Smith’s distinctive croon continues to resonate throughout the heart-aching tune, leading to the emphatic chorus: “There’s nothing you can do to change it back, she said / Nothing you can do but sing / This love is a fragile thing.” An emotive guitar solo midway through the song echoes previous Cure classics, while the final chorus showcases the band’s unique balance of beauty and heartbreak.
“A Fragile Thing is driven by the difficulties we face in choosing between mutually exclusive needs and how we deal with the futile regret that can follow these choices, however sure we are that the right choices have been made,” Smith explained in a press release accompanying the song. “It can often be very hard to be the person that you really need to be.”
Listen to “A Fragile Thing” below.
When Does ‘Songs of the Lost World’ Come Out?
Songs of the Lost World is due for release on Nov. 1. It marks the Cure’s first new album since 2008’s 4:13 Dream. The 16 year gap between albums marks the longest break in the Rock & Roll Hall of Famers’ history.
READ MORE: The Cure Albums Ranked Worst to Best
“A Fragile Thing” is the second song to be released from the upcoming LP, following “Alone” which arrived in September.

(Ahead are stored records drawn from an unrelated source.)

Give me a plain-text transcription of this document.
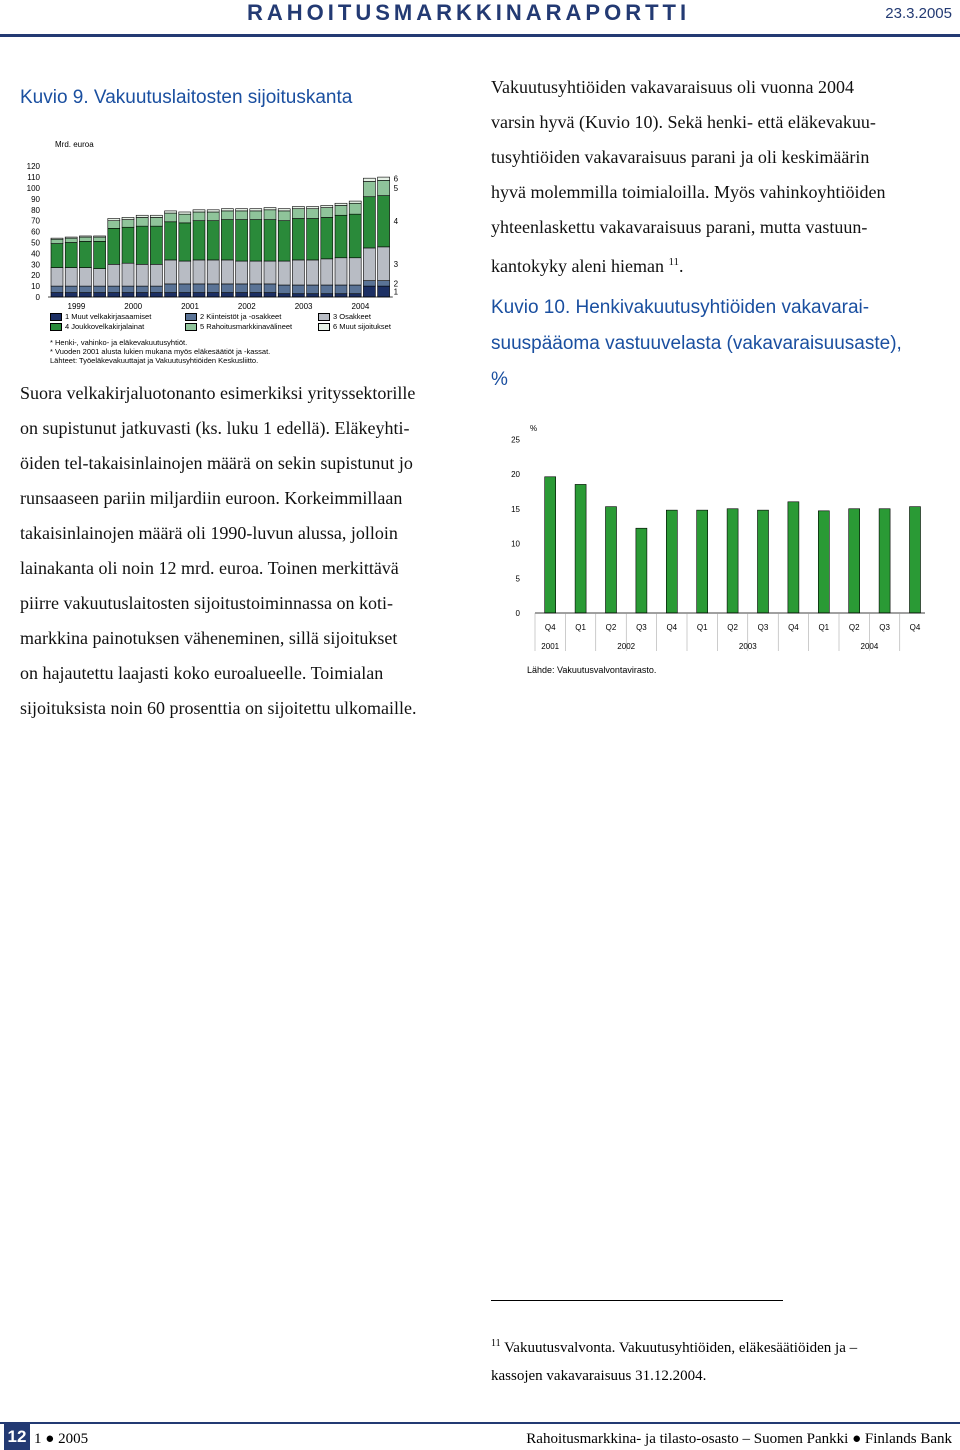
RAHOITUSMARKKINARAPORTTI	23.3.2005
Kuvio 9. Vakuutuslaitosten sijoituskanta
Mrd. euroa
0
10
20
30
40
50
60
70
80
90
100
110
120
1
2
3
4
5
6
1999	2000	2001	2002	2003	2004
1 Muut velkakirjasaamiset	2 Kiinteistöt ja -osakkeet	3 Osakkeet
4 Joukkovelkakirjalainat	5 Rahoitusmarkkinavälineet	6 Muut sijoitukset
* Henki-, vahinko- ja eläkevakuutusyhtiöt.
* Vuoden 2001 alusta lukien mukana myös eläkesäätiöt ja -kassat.
Lähteet: Työeläkevakuuttajat ja Vakuutusyhtiöiden Keskusliitto.
Suora velkakirjaluotonanto esimerkiksi yrityssektorille
on supistunut jatkuvasti (ks. luku 1 edellä). Eläkeyhti-
öiden tel-takaisinlainojen määrä on sekin supistunut jo
runsaaseen pariin miljardiin euroon. Korkeimmillaan
takaisinlainojen määrä oli 1990-luvun alussa, jolloin
lainakanta oli noin 12 mrd. euroa. Toinen merkittävä
piirre vakuutuslaitosten sijoitustoiminnassa on koti-
markkina painotuksen väheneminen, sillä sijoitukset
on hajautettu laajasti koko euroalueelle. Toimialan
sijoituksista noin 60 prosenttia on sijoitettu ulkomaille.
Vakuutusyhtiöiden vakavaraisuus oli vuonna 2004
varsin hyvä (Kuvio 10). Sekä henki- että eläkevakuu-
tusyhtiöiden vakavaraisuus parani ja oli keskimäärin
hyvä molemmilla toimialoilla. Myös vahinkoyhtiöiden
yhteenlaskettu vakavaraisuus parani, mutta vastuun-
kantokyky aleni hieman $^{11}$.
Kuvio 10. Henkivakuutusyhtiöiden vakavarai-
suuspääoma vastuuvelasta (vakavaraisuusaste),
%
%
0
5
10
15
20
25
Q4 Q1 Q2 Q3 Q4 Q1 Q2 Q3 Q4 Q1 Q2 Q3 Q4
2001	2002	2003	2004
Lähde: Vakuutusvalvontavirasto.
$^{11}$ Vakuutusvalvonta. Vakuutusyhtiöiden, eläkesäätiöiden ja –
kassojen vakavaraisuus 31.12.2004.
12 1 ● 2005	Rahoitusmarkkina- ja tilasto-osasto – Suomen Pankki ● Finlands Bank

The Cure also previewed other new tunes which will be included on Songs of the Lost World during their 2022-’23 tour, among them: “Endsong,” “And Nothing Is Forever” and “I Can Never Say Goodbye.”
Why Has the Cure Waited So Long to Release a New Album?
Songs of the Lost World has been many years in the making, and Smith blamed himself for the long wait.
“I keep going back over and redoing [the songs], which is silly. At some point, I have to say that’s it. It’s very much on the darker side of the spectrum,” the singer admitted to the Los Angeles Times in 2019.
“I lost my mother and my father and my brother recently, and obviously it had an effect on me,” he continued, discussing the album’s overarching style. “ It’s not relentlessly doom and gloom. It has soundscapes on it, like Disintegration, I suppose. I was trying to create a big palette, a big wash of sound.”